The silence of the Chicago Tribune in the face of the latest accusations by defense attorneys is particularly deafening. The detectives in both the rape and murder of Ms. Bridgeman and the Tyrone Hood case have been in the crosshairs of the paper for almost two decades, yet each week another court proceeding points to the detectives being falsely accused in one case after another.

The motion in the Coleman-Fulton case Friday citing media pressure puts yet another spotlight on Chicago Tribune columnist Eric Zorn, who is among the most vocal advocate for exonerations. Claiming in a 2017 column there was “overwhelming” evidence that Coleman and Fulton were innocent, Zorn virtually demanded Foxx release the men from prison:

"Yet you’re [Foxx] allowing Nevest Coleman and Darryl Fulton to continue to rot in prison in the face of overwhelming new evidence that they are innocent of a 1994 rape and murder in the Englewood neighborhood."

Apparently, city attorneys are alleging, prosecutors Sussman and Rotert didn’t get Zorn’s memo about “overwhelming” evidence.

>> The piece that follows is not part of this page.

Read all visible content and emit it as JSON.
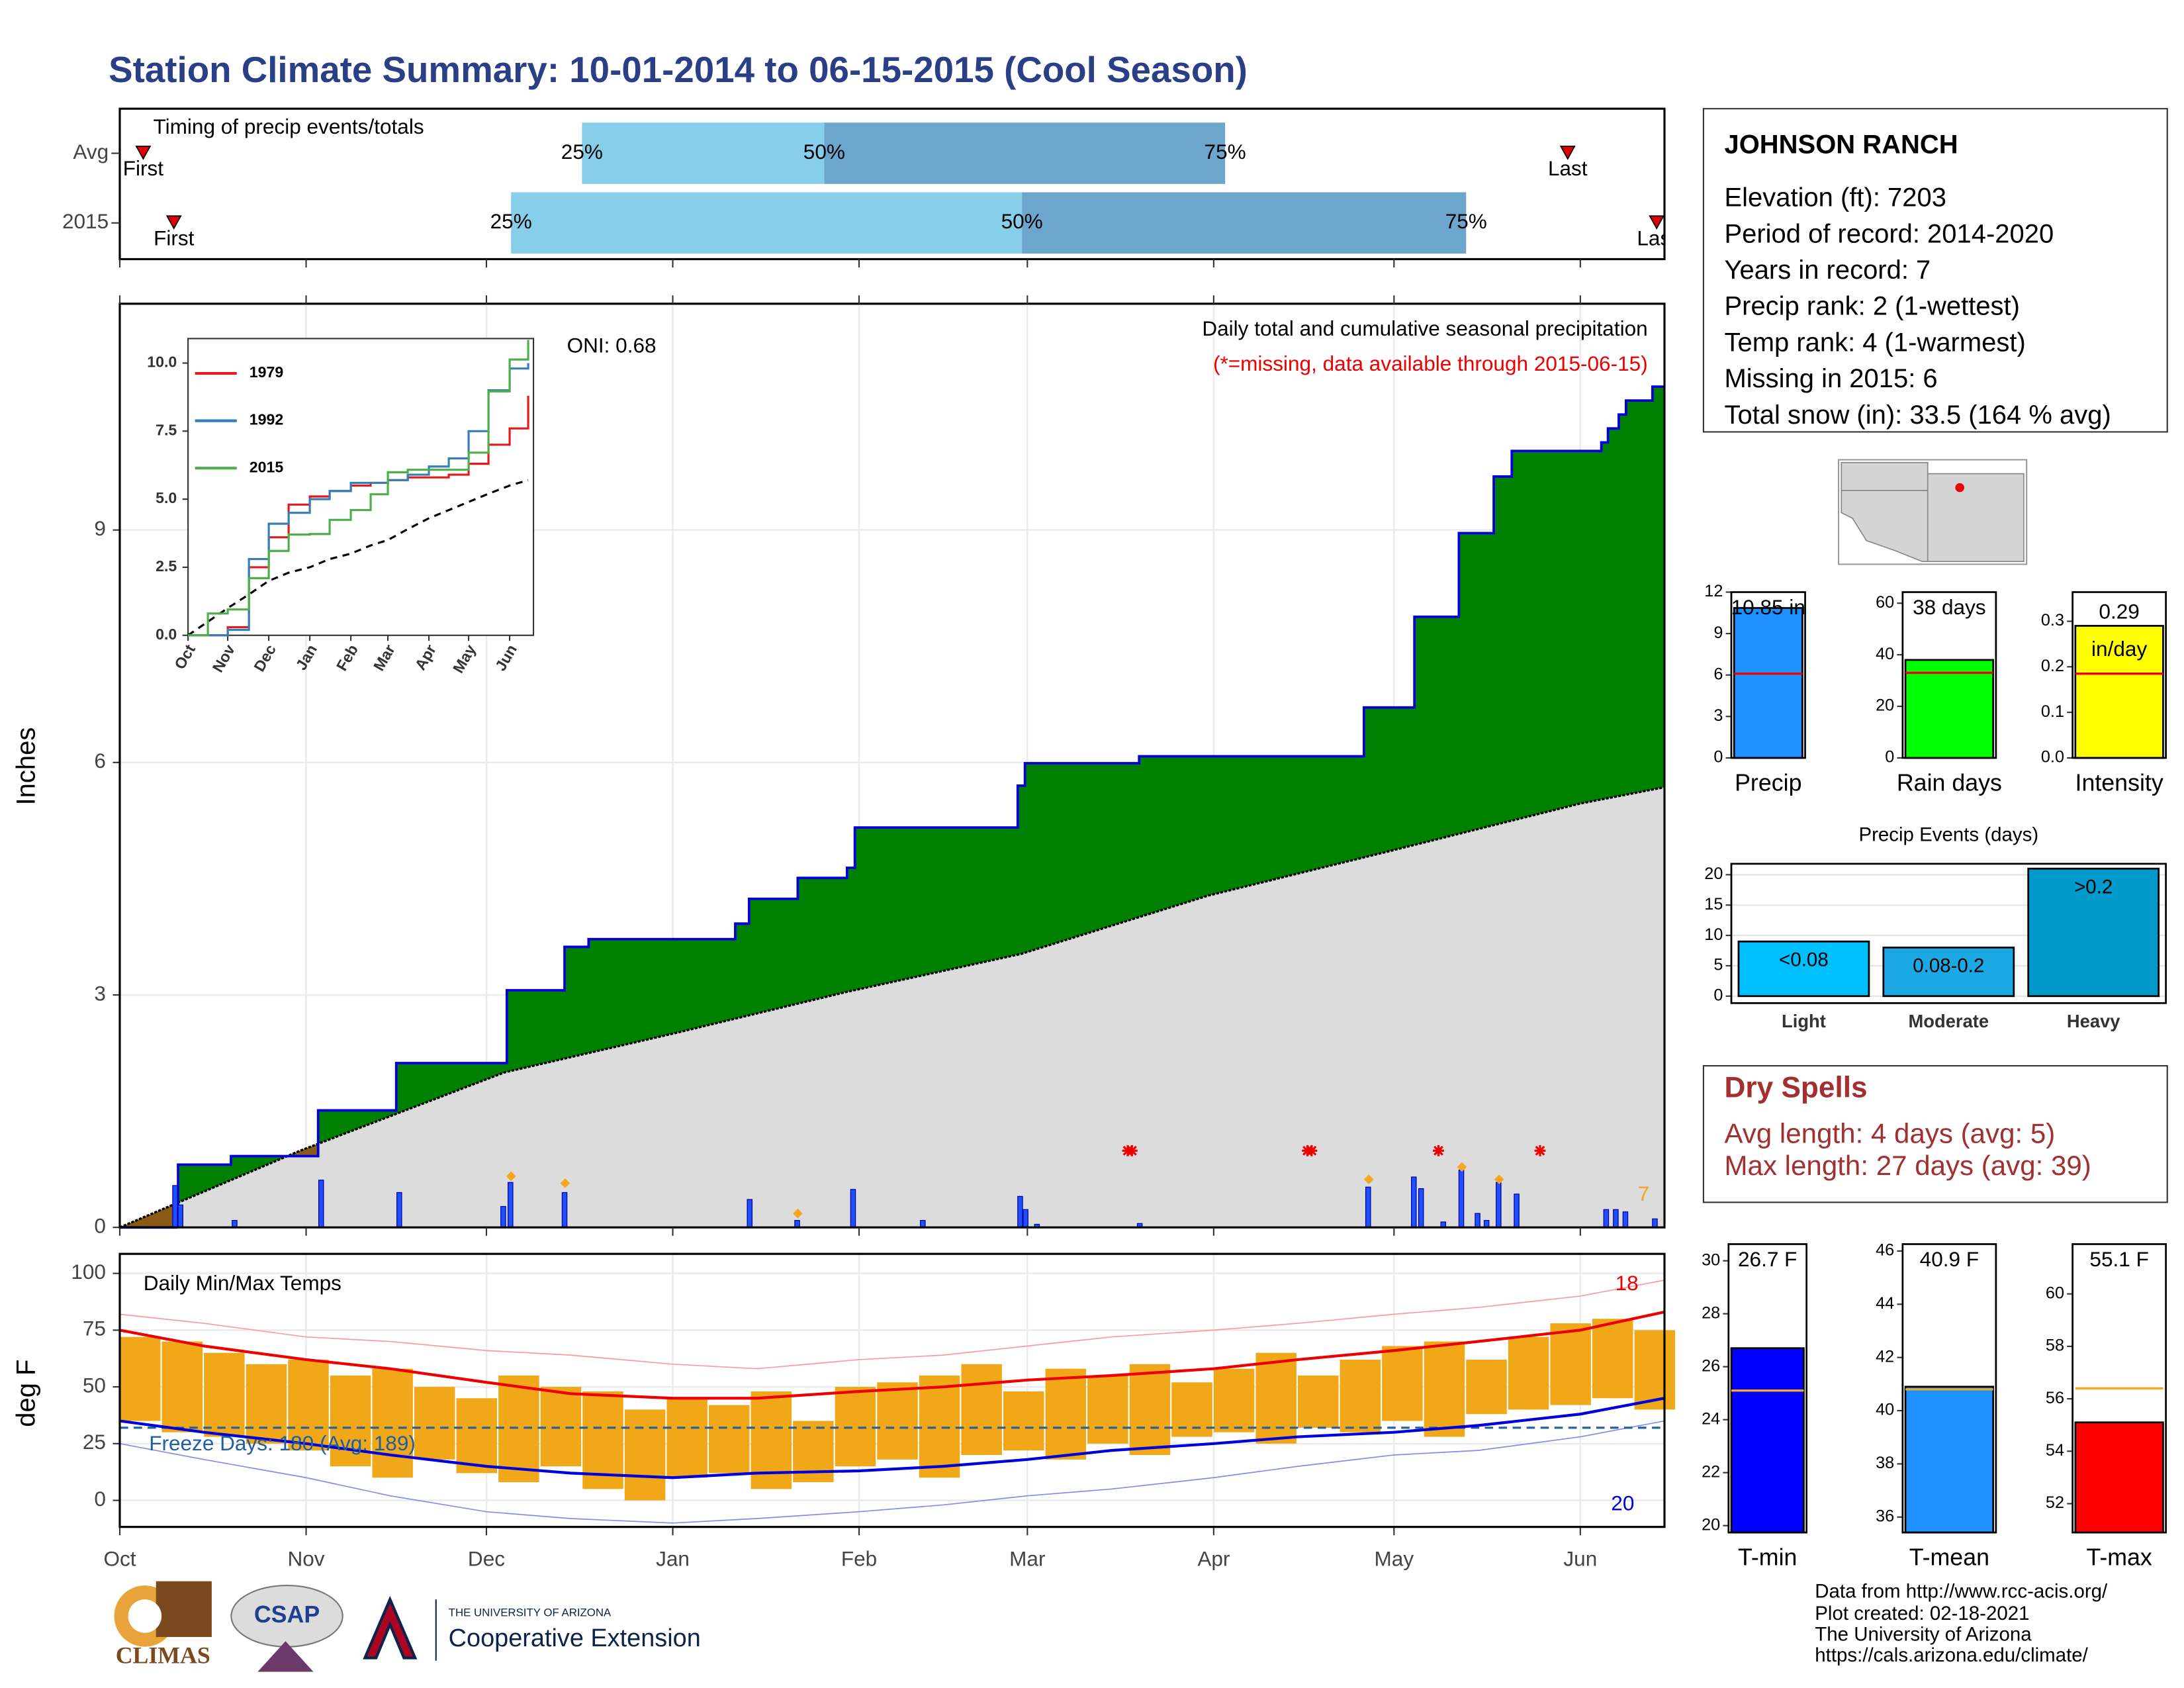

According to city attorneys, they still doubted the innocence of the men, even with the new evidence of the DNA.

By now the record of suspicious exoneration claims by Zorn is ominous, going back to Zorn’s earliest years as a columnist. Zorn, for example, wrote many columns claiming that Anthony Porter was innocent of a 1982 double murder, yet to this day he has not even interviewed the investigating detectives. The motion by city attorney adds to a growing body of allegations that the exoneration of convicted killers and rapists have moved out of the courtroom and the rules of evidence into a bizarre, dangerous world of media manipulation and activism, with police officers caught in the crossfire.

As the defense motion Friday suggests, that media manipulation includes a powerful influence over the decision making of elected officials.

The public, and the police in particular, deserve an explanation from prosecutors in both the cases concerning Tyrone Hood and Nevest Coleman and Darryl Fulton, and the media should be covering the attempts by attorneys to obtain them, as well as the allegations.  

Note: Eric Zorn did not respond to e-mails from the Contrarian asking for comment about Friday’s motion.